Analisi teorica ed insieme analisi delle strutture materiali è indicazione di metodo del tutto marxiana e Giorgio Giorgetti, lo studioso della generazione dell’immediato dopoguerra che si provò a tenere più stretto questo legame analitico, la proponeva come strumento di grandi possibilità euristiche in una dimensione in cui la teoresi si costruisse all’interno dello «storicamente determinato». Un’indicazione che va al di là tanto dell’uso di categorie dell’economia politica, quanto della storia economica intesa come specialismo separato. Ad esempio «per avere un mercato del lavoro astratto diversi storicamente determinati sono occorsi: è occorso il costituirsi della statualità amministrativa, il costituirsi di un diritto di rappresentanza parlamentare a suffragio più o meno ristretto, applicazioni nuove di forza motrice (…). Il costituirsi di un ethos è di estrema rilevanza: è ethos di civiltà, di libero scambio, di rischio inventivo privato, di separazione fra società civile e statualità, di laicizzazione, di guarentige associative: quest’ultima è particolarmente importante per insinuare, dal di dentro dell’ethos costituitosi come ethos universale, i diritti di associazione per un cosiddetto proletariato e per fondare, quindi, una storia del movimento operaio».
Il «momento economico» storicamente determinato si configura, dunque, come punto nodale in cui confluiscono differenti lineamenti di analisi, intreccio fortissimo di storia, teoria economica e teoria sociale.

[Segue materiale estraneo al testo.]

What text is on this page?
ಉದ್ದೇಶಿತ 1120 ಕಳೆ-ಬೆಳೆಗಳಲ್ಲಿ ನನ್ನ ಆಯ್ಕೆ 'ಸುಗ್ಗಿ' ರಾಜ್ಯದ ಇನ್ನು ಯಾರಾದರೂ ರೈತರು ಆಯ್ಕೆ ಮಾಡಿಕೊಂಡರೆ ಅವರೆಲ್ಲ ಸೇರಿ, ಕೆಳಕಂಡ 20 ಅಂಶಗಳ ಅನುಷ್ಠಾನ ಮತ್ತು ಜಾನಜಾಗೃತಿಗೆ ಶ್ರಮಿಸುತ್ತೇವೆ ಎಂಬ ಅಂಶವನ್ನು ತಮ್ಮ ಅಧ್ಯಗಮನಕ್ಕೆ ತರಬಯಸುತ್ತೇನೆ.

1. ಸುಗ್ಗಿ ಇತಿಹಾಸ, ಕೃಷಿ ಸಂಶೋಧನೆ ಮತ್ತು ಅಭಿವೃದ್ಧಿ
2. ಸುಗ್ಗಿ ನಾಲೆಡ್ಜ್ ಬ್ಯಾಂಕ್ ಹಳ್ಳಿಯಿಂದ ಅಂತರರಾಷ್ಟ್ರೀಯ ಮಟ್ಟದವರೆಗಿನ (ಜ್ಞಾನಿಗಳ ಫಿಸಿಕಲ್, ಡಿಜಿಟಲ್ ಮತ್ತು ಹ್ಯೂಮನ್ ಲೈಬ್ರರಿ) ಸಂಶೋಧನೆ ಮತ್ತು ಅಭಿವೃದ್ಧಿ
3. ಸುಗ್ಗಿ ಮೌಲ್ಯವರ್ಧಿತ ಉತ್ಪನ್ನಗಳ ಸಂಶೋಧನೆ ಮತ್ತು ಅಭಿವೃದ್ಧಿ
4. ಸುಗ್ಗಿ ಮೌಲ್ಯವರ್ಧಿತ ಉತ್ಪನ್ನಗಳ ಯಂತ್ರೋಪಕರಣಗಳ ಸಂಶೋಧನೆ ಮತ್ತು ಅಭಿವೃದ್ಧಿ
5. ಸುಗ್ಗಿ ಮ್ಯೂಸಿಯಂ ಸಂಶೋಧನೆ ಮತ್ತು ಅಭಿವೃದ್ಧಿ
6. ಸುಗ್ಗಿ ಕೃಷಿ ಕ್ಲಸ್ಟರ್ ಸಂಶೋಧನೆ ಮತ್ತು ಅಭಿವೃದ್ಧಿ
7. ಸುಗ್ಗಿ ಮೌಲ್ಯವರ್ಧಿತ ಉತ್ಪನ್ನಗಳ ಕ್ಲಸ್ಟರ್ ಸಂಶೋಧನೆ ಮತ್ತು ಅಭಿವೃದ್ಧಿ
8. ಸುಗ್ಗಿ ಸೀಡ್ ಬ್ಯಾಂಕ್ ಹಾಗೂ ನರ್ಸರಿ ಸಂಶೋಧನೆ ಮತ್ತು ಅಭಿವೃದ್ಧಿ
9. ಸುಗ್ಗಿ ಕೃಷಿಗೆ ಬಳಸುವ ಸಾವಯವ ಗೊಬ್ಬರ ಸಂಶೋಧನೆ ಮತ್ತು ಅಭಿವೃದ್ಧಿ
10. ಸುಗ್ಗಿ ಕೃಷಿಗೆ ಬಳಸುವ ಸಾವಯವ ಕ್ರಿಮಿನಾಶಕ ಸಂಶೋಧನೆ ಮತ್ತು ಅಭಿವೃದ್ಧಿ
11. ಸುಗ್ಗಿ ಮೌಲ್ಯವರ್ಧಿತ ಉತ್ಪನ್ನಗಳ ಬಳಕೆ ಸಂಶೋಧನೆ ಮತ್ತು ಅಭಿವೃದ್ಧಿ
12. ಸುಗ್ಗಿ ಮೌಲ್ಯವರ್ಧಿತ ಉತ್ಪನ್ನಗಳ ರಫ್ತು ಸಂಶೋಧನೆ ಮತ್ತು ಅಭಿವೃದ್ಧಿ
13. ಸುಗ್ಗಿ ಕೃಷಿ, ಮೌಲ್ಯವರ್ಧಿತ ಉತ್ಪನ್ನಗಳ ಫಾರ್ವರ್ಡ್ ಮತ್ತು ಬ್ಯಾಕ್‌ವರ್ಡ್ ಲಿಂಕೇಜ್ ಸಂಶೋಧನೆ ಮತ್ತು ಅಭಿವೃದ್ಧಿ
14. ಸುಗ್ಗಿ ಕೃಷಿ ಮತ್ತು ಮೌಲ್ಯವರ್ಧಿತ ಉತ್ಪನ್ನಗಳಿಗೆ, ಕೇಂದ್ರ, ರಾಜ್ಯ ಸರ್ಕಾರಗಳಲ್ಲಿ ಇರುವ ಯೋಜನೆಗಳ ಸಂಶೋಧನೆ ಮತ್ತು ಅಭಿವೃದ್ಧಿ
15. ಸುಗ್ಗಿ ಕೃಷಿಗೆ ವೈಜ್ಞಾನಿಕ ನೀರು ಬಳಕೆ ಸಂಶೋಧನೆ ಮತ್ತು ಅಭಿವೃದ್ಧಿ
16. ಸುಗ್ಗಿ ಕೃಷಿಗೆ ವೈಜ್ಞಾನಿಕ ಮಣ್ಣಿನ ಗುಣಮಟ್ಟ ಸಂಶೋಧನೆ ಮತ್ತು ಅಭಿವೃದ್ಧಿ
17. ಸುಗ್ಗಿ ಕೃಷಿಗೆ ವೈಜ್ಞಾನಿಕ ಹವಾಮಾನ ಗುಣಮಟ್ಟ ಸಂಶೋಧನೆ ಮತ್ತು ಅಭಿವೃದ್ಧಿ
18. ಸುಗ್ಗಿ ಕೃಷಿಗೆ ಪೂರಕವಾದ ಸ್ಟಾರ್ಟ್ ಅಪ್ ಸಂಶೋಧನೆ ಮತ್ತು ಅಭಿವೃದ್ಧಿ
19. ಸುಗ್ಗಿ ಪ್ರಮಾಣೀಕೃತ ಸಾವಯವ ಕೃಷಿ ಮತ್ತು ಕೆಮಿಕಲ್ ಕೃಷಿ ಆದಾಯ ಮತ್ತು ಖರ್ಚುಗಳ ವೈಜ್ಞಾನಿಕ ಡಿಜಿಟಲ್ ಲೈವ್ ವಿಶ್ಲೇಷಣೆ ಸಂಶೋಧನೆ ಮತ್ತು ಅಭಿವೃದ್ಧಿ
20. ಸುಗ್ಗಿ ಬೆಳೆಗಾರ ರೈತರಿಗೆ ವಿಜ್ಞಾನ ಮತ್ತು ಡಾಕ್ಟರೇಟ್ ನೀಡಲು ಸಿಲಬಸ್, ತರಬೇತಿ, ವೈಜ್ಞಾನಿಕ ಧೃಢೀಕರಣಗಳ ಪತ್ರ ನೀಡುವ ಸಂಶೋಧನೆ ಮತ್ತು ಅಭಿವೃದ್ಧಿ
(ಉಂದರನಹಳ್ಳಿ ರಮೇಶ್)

La difficile storia di questo rapporto che, dal Methodenstreit in poi ha attraversato con fasi cicliche la cultura di storia-economia per più di un secolo, è parsa chiudersi nell’ultimo ventennio con la definitiva separazione dei campi disciplinari. Da una parte la storia che accentua la sua dimensione «linguistica» fino ad identificare i contenuti con le forme della retorica, dall’altra l’economia che accentua il rigore logico-formale considerandolo come valore in sé e che così si allontana sempre di più dall’analisi sociale. Se si tratta di un ulteriore tornante dell’alternanza ormai quasi bisecolare dei cicli, al momento attuale non siamo in grado di prevederlo. Non mancano certo storici ed economisti che ritengono del tutto insoddisfacente una situazione in cui le discipline appaiono impoverite di capacità conoscitiva reale dei processi sociali: prigioniere l’una di una «scienza» che coincide con il rigore matematizzante, l’altra che rifiuta addirittura qualsiasi forma di «scienza», sia pure quella con lo statuto epistemologicamente debole ed in continua ridefinizione della conoscenza storica.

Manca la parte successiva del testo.